Sábado de la III Semana de Cuaresma

Os 6, 1-6; Lc 18, 9-14

Había una vez un joven perfectamente consciente de su baja estatura.  Había determinado buscar solamente a las muchachas más bajitas que él, de modo que pudiera hacerse la ilusión de que era alto.  Este mismo auto-engaño, sólo que en un campo mucho más serio, era uno de los problemas del fariseo, protagonista del evangelio de hoy.  Su oración, lejos de ser una humilde y sincera aceptación de sus debilidades, era una forma de auto-elogio, porque estaba tomando un punto equivocado de comparación.  Más bien que compararse con una gente que se suponía codiciosa, deshonesta y adúltera, debía haberse comparado con Dios, que es la perfección absoluta.

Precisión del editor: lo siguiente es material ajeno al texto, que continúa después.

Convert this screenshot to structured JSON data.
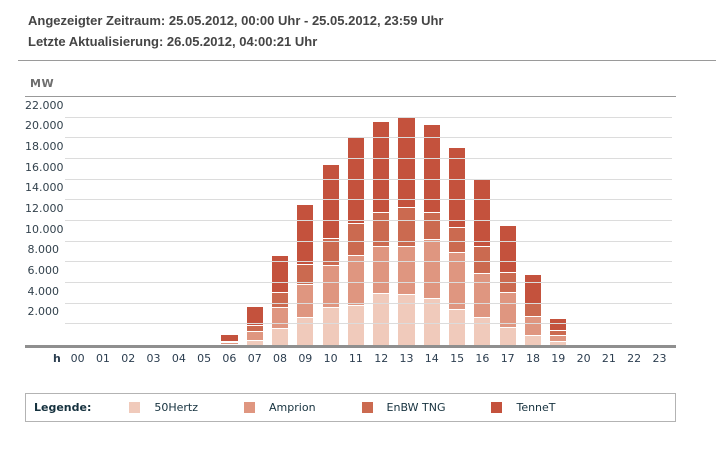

Es probable que ahora mismo, aquí, en la Misa, algunos de nosotros pensemos que somos mejores que otras personas que no respetan ni la religión ni la moral.  Sin embargo, al iniciar cada Misa, se nos pide que recordemos nuestros pecados y que digamos sinceramente: «Dios mío, apiádate de mí, que soy un pecador».  Sin duda alguna, todos nosotros somos pecadores en comparación con la bondad de Dios.  Y es Dios el que debía de ser nuestro punto de comparación, puesto que Jesús dijo: «Sean perfectos, como el Padre celestial es perfecto».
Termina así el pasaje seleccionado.